Paola bebió un trago y dejó el vaso en la barandilla, algo que más de una vez había prohibido hacer a sus hijos.
– Verás -empezó, buscando las palabras más ácidas-. Si yo fuera el signor, no, el avvocato Santomauro y tuviera que elegir entre una esposa alta, huesuda, impecablemente vestida, con el peinado, y seguramente el genio de una Margaret Thatcher, y un muchacho joven, cualquiera que fuera su físico, peinado y carácter, no te quepa duda de que no me faltaría tiempo para abrir los brazos al chico.
– ¿De qué la conoces? -pregunto Brunetti, haciendo caso omiso de la retórica, como de costumbre, para centrarse en lo esencial.
– Es cliente de Biba -dijo ella, refiriéndose a una amiga que tenía una joyería-. La he visto en la tienda alguna vez y también coincidí con los dos en casa de mis padres, en una de esas cenas a las que tú no vas.
Brunetti pensó que esta observación era la réplica a la pregunta con que él parecía poner en duda su discreción, y la dejó pasar sin hacer comentarios.
– ¿Qué impresión dan los dos juntos?
– Ella es la que habla, mientras él te mira muy tieso, como si no hubiera en diez kilómetros a la redonda algo o alguien que pudiera merecer su aprobación. Siempre me han parecido dos santurrones hipócritas y engreídos. No tuve más que oírla hablar durante cinco minutos para darme cuenta. Parece un personaje menor de una novela de Dickens, una de esas arpías beatas. Como la única que hablaba era ella, a él lo juzgué por instinto, pero me alegra saber que no me equivocaba.
– Paola -advirtió él-. No tengo motivos para pensar que él estuviera en casa de Crespo más que en su calidad de abogado.
– ¿Y para eso tenía que quitarse los zapatos? -dijo ella con un bufido de incredulidad-. Guido, haz el favor, vuelve a este siglo. El avvocato Santomauro estaba allí por un motivo que nada tiene que ver con su profesión, a no ser que haya ideado para el signor Crespo una forma de pago muy original por sus servicios.
Paola, según había podido comprobar Guido durante más de dos décadas, era propensa a «pasarse». Al cabo de tanto tiempo, él aún no sabía si considerarlo un vicio o una virtud, pero indiscutiblemente era parte irrenunciable de su carácter. Hasta se le ponía una mirada especial, de audacia, cuando iba a «pasarse», y ahora tenía esa mirada.
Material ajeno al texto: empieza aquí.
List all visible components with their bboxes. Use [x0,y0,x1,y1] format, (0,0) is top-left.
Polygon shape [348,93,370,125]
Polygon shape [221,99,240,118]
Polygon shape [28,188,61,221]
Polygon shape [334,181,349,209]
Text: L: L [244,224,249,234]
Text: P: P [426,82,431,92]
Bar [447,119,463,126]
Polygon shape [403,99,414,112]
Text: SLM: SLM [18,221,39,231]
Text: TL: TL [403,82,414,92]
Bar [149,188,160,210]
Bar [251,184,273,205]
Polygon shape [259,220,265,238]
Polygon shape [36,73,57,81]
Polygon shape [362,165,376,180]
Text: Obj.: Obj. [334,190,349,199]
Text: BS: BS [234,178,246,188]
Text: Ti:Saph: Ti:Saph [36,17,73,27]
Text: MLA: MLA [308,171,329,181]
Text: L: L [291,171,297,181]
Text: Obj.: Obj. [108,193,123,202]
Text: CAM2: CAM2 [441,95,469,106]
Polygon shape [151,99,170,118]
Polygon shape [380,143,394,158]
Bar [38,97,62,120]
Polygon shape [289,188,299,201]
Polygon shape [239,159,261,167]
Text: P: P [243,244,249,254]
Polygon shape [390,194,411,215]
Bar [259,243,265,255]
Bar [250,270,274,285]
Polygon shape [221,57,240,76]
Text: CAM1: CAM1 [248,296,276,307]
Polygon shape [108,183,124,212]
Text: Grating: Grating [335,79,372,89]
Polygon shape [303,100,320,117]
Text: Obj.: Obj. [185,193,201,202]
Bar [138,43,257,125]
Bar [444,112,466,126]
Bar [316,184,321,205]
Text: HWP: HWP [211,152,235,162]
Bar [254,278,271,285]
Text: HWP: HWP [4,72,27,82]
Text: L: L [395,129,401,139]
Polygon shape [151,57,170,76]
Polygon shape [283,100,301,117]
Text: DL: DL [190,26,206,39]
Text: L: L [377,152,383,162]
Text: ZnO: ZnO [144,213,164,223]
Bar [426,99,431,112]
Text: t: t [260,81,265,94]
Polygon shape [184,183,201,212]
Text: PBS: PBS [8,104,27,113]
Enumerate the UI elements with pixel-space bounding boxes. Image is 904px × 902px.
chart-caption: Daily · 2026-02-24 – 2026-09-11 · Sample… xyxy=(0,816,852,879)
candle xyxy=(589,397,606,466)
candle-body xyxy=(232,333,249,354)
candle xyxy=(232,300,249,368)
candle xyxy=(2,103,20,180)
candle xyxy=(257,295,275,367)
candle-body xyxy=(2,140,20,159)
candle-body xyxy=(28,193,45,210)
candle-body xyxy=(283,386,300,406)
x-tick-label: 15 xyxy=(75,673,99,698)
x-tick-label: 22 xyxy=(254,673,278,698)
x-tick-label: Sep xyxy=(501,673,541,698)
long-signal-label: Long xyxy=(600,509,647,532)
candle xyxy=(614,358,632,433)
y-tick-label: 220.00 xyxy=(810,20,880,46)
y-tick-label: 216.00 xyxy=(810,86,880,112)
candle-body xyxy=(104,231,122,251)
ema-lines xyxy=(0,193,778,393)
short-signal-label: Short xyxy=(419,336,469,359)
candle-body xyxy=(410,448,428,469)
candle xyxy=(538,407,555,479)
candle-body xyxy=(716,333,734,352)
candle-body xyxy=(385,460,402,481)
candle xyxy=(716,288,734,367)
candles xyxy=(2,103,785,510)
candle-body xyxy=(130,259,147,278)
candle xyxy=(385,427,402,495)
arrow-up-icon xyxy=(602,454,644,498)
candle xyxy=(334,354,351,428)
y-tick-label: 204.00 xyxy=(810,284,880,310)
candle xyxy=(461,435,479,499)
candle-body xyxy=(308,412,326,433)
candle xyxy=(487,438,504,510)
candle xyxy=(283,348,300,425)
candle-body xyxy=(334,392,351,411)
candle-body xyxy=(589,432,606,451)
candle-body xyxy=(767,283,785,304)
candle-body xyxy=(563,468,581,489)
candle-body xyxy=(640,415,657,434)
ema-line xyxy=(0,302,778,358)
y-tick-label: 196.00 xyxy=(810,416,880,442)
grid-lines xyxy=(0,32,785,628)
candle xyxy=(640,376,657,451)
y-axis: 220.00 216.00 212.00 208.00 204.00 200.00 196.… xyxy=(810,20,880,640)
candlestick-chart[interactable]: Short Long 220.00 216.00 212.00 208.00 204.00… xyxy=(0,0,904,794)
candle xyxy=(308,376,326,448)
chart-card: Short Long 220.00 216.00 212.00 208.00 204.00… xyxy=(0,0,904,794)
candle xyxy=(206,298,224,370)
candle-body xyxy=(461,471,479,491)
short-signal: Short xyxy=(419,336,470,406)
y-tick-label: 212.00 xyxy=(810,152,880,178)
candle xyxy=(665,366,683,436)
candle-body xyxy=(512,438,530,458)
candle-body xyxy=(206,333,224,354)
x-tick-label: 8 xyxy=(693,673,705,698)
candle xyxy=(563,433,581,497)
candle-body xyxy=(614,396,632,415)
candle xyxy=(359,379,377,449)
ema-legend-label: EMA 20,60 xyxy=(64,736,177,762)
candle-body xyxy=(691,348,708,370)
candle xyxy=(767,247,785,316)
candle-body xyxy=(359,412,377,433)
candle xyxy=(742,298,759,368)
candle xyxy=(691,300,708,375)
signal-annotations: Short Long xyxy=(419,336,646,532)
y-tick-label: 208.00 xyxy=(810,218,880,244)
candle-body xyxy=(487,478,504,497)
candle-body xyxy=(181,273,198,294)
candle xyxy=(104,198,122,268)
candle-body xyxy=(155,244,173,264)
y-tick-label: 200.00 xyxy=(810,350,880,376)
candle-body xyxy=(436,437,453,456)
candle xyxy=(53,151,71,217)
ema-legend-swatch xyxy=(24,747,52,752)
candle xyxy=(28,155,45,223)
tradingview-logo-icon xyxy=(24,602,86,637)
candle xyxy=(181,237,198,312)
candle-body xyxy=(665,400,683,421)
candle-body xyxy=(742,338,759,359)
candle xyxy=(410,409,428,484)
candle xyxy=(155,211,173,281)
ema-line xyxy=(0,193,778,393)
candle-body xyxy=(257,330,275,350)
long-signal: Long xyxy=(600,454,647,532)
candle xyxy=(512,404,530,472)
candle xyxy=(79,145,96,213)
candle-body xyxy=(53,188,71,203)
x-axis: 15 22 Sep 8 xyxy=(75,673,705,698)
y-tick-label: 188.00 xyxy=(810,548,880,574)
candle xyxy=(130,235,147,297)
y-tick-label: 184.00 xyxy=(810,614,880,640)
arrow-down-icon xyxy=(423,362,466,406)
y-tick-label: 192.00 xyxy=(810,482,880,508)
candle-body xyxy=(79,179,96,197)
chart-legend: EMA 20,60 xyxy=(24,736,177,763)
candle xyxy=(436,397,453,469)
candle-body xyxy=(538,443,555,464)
Él no sabía cómo, pero podía estar seguro de que se pasaría.
– ¿Crees que habrá agenciado el mismo sistema de pago para el patriarca?
Durante aquellas décadas, él también había comprobado que la única forma de contrarrestar esta inclinación de su esposa era la de hacer caso omiso.
– Como te decía -prosiguió él-, el que estuviera en el apartamento no demuestra nada.
– Ojalá tengas razón, o tendría que pensar mal cada vez que lo viera salir del Palacio Patriarcal o de la Basílica.
Él se limitó a lanzarle otra mirada.
– De acuerdo, Guido, había ido al apartamento para un asunto profesional, un asunto jurídico. -Dejó transcurrir unos momentos y agregó, en un tono de voz totalmente distinto, para darle a entender que ahora iba a comportarse y hablaba en serio-: Pero dices que Crespo reconoció al hombre del retrato.
– En principio, yo diría que sí, pero cuando me miró, ya había tenido tiempo para disimular la sorpresa, y su expresión era normal.
– Entonces, el hombre del retrato podría ser cualquiera. Tanto un chapero como un cliente. ¿No se te ha ocurrido pensar, Guido, que pudiera ser un cliente al que le gustaba vestirse de mujer para, en fin, para salir con esos hombres?
Brunetti sabía que, en el supermercado del sexo que era la sociedad moderna, aquel hombre, por su edad, tenía que ser comprador más que vendedor.
– Eso quiere decir que tendríamos que tratar de identificar no a un chapero sino a un cliente.
Paola removió el líquido de su vaso y lo apuró.
– Ésa sería una lista más larga. Y, por lo que acabas de decirme acerca del avvocato del Patriarcato, una lista mucho más interesante.